Iraqi military sources said they had captured the university but rebels led by the Islamic State in Iraq and the Levant said they had successfully repelled the attack.

Al Jazeera’s Imran Khan, reporting from Baghdad, said Iraqi armoured divisions have been moving towards Tikrit from Samarra, a nearby city where government forces had been massing. 

The Iraqi army said Tikrit had been “cleansed” of ISIL fighters, a statement denied by websites sympathetic to ISIL. Al Jazeera cannot verify these claims. 

The Iraqi army also said it had destroyed a convoy of about 20 rebel vehicles between Samarra and Tikrit.

ISIL supporters used social media to say the rebels had destroyed at least 10 humvees, six tanks and a helicopter in the clashes, and killed up to 300 soldiers.

The operation is the largest the Iraqi army has undertaken in rebel-held territory, Khan said. 

US assistance

Meanwhile, the US said that armed drones were flying over Baghdad.

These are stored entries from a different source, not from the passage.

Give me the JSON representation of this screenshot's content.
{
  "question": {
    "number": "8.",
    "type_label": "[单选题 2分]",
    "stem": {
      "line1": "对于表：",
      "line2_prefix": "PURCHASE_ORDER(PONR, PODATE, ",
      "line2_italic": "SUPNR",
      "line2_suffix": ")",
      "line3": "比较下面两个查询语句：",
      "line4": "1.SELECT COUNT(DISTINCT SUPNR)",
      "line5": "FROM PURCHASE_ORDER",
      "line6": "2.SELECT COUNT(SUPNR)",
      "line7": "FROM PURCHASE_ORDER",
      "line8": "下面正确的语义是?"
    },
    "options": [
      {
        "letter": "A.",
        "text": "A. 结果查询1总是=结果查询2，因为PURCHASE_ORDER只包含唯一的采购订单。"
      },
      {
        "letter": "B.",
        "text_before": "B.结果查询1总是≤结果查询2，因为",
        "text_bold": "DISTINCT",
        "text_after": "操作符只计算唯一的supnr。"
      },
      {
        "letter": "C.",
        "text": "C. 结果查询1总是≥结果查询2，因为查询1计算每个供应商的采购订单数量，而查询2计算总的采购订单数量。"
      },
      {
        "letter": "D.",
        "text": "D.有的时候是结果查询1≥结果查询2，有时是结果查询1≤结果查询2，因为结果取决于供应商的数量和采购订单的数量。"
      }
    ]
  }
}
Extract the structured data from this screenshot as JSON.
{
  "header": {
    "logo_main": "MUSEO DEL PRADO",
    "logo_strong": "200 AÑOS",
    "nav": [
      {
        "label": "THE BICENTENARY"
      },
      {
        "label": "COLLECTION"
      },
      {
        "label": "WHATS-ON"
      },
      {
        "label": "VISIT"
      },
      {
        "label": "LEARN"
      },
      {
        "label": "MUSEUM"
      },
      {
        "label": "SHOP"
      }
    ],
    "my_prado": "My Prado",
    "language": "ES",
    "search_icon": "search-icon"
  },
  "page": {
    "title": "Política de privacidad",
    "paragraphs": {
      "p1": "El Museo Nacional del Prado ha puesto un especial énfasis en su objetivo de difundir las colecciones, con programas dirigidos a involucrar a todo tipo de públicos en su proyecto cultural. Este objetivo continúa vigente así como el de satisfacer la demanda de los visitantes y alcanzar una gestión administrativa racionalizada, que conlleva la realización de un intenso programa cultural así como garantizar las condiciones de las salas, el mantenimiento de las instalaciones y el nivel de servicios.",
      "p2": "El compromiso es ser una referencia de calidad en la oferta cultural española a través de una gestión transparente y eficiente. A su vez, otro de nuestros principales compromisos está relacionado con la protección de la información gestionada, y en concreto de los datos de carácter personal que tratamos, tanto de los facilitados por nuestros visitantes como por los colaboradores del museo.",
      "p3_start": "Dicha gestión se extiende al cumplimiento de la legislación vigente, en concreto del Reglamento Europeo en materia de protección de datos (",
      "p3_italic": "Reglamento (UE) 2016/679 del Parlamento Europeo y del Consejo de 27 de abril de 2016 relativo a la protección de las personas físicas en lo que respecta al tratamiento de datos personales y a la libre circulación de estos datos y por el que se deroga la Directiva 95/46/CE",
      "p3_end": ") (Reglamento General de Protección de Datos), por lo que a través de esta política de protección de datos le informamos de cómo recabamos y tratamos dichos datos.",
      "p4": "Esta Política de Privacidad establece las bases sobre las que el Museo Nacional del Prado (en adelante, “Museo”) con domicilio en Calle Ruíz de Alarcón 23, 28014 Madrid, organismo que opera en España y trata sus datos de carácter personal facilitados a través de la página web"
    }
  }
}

Officials said the sorites were being flown to protect US military advisers helping Iraqi forces tackle the rebellion.

The defence department said the unmanned aircraft would watch over US troops who operated outside the confines of the US embassy, the AP news agency reported.

There were also reports of air attacks in Mosul, Iraq’s second largest city in the hands of Sunni rebels since the ISIL launched lightning attacks earlier this month.

The US has said that targeting rebel leaders in air attacks is one option being prepared to deal with the rebellion that has taken huge parts of the country.

“We’re building a picture so that if the decision were made to support the Iraqi security forces as they confront ISIL, we could do so,” said the chairman of the Joint Chiefs of Staff, Martin Dempsey.